The past, too, exerts significant influence on the characters in The Seagull. Sorin, aging and ill, fears his life has been wasted. Nina is burdened by her restrictive upbringing under a harsh and cold father. Konstantin tries to overthrow the artistic past represented by his mother and Trigorin. However, it is the present that concerns Chekhov most. Affected by the past, leading to some unseen future, the present with all its complexities and uncertainties provides the central focus of The Seagull.
Critical Reception
The Seagull was a failure when it premiered in a disastrous production at the Alexandrinsky Theater in St. Petersburg on October 17, 1896. A discouraged Chekhov vowed never to write for the stage again. However, two years later, in their debut season, the Moscow Art Theater mounted an acclaimed revival of The Seagull that established both Chekhov as an accomplished playwright and the Moscow Art Theater company as an important new acting troupe. Chekhov himself was infuriated by the staging, charging that director Konstantin Stanislavsky had ruined the play. The sets, the lighting, the sound effects, and the acting all emphasized elements of tragedy in a play that Chekhov vehemently insisted was a comedy.

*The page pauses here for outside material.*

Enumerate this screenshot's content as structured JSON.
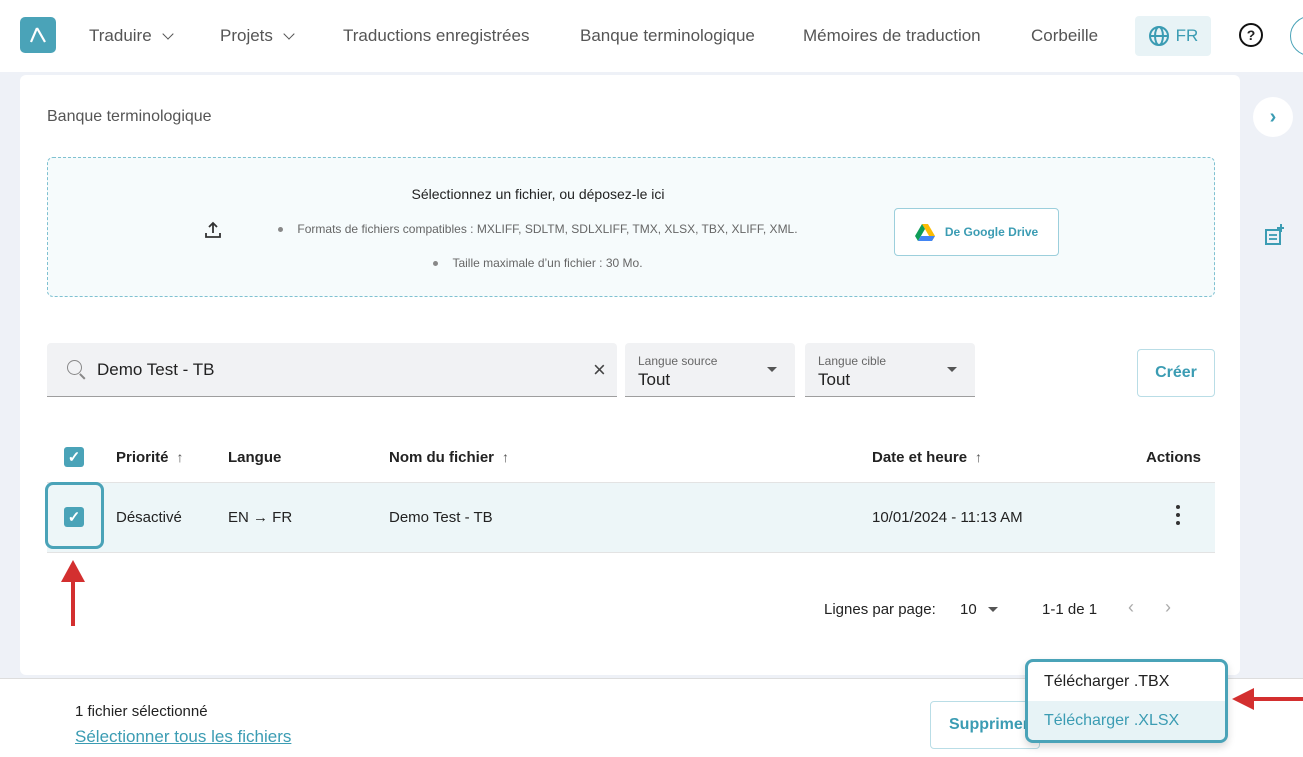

Despite the author's contentions, The Seagull has routinely been interpreted as a tragedy by critics, performers, and directors, who perceive a mood of sadness and despair suffusing the play. Among such interpreters Chekhov has earned a reputation as a portrayer of the futility of existence and as a forerunner of the modernist tradition of the absurd.
A common response of early reviewers of The Seagull was to dismiss it as a meaningless assemblage of random events. Early critics censured its seeming plotlessness and lack of significant action. However, much critical attention has subsequently been paid to the organizational and structural elements of the drama. Scholars have shown that by the meticulous arrangements of sets, sound effects, and action Chekhov creates scenes and situations which appear static and uneventful on the surface but which are charged with significance and meaning. Numerous critics have explored the unifying effect of the symbolism of the play, most notably that of the seagull, but also that of the lake and horses (which are continually said to be unavailable). Scholars have examined the relationship of The Seagull to Shakespeare's Hamlet, a portion of which Irina and Konstantin recite, and Guy de Maupassant's Sur l'eau, which Irina starts to read aloud but soon dismisses. Throughout such assessments, commentators have emphasized the role of The Seagull in ushering in a revolution in the ways plays are composed, staged, and performed. As Raymond Williams has asserted, The Seagull represents “a significant moment in the history of modern drama, for it shows a writer of genius beginning to create a new dramatic form.”